KABALE, Uganda (AP) — Remote islands in Uganda have tested the efforts of health officials delivering COVID-19 vaccine doses as global efforts to access hard-to-reach areas continue.

On a recent day Edward Arineitwe, assistant district health officer for Kabale district, sat in a motor boat with his hands folded on top of a cooler carrying doses of the vaccine. The boat puttered across Lake Bunyonyi, Africa’s second deepest lake, in western Uganda into an area dotted with islands that are home to some 2,500 people.

The COVID-19 pandemic has complicated life for island residents who rely on tourism as a major source of income.

Due to the area’s remoteness, many residents had not yet been vaccinated against COVID-19. And a UNICEF spokeswoman, Catherine Ntabade, said funds had not been available for vaccination workers to travel to and from the islands until now.

Some 300 people received vaccine doses on the first day of the drive. The goal is to reach 1,000 of the islands’ most vulnerable residents.
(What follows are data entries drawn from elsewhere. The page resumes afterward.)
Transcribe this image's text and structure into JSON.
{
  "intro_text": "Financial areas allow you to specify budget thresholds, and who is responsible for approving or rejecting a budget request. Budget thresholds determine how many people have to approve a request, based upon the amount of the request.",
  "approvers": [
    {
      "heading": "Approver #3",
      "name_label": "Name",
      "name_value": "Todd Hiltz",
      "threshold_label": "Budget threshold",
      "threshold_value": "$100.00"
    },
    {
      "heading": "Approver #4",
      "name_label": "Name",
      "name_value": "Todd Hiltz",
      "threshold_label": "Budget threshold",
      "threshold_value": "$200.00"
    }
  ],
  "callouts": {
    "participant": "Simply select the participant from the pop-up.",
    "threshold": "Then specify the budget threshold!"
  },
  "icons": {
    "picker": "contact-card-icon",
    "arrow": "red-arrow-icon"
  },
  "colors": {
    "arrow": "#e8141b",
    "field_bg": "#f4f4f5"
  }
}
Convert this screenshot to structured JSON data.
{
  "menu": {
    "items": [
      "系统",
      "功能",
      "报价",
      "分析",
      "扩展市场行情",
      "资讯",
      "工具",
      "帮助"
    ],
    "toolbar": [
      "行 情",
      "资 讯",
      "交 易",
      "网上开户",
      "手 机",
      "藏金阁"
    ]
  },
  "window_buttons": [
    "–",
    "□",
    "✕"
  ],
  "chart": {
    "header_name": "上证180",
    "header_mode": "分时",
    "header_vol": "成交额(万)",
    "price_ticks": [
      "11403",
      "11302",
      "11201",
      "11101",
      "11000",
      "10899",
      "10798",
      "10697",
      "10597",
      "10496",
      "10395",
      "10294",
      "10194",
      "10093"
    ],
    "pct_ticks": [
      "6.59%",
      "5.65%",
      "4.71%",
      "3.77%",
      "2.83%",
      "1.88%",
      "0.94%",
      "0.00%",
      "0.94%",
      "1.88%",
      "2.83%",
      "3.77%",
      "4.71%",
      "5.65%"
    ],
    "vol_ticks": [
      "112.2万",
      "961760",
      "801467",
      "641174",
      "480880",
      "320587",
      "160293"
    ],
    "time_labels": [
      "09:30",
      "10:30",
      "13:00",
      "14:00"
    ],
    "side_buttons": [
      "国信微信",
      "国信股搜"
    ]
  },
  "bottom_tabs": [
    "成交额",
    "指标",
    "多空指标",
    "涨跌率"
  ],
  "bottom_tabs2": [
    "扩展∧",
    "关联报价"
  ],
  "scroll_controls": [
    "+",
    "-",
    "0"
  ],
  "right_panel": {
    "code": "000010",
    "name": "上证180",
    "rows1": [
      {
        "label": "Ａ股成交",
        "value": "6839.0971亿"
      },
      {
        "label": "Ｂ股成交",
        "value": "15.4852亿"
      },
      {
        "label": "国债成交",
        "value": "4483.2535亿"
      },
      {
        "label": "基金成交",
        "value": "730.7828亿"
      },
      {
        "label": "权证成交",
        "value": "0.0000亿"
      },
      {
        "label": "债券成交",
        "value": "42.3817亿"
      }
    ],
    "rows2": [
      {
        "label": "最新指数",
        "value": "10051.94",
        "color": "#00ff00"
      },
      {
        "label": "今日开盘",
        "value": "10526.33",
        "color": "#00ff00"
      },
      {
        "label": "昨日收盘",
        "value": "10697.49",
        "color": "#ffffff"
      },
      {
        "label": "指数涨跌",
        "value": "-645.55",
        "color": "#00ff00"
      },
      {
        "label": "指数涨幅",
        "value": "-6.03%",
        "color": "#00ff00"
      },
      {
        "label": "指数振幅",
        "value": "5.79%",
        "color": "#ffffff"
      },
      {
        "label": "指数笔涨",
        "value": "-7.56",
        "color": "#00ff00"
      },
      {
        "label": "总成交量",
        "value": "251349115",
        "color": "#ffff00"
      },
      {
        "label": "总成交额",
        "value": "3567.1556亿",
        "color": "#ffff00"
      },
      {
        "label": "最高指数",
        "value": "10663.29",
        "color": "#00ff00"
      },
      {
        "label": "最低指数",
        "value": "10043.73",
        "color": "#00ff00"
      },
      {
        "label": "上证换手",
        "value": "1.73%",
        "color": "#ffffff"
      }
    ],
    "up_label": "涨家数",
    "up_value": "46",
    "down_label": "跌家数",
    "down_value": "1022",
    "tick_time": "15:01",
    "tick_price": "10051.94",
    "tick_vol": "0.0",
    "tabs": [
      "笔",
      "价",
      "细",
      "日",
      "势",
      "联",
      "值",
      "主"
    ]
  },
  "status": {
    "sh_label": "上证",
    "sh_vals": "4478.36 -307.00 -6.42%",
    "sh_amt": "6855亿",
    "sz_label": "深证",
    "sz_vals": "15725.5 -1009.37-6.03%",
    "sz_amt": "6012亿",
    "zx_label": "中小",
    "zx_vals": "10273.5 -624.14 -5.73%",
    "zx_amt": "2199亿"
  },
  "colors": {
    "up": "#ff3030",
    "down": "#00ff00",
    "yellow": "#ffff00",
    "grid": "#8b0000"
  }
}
Uganda started its coronavirus vaccination campaign in mid-March, targeting more than 20 million people at the highest risk of infection including health workers, teachers, the elderly and those with underlying medical conditions.

More than 300,000 Ugandans have received the first dose of the AstraZeneca vaccine. But vaccine hesitancy among some people remains a hurdle on top of the logistical ones.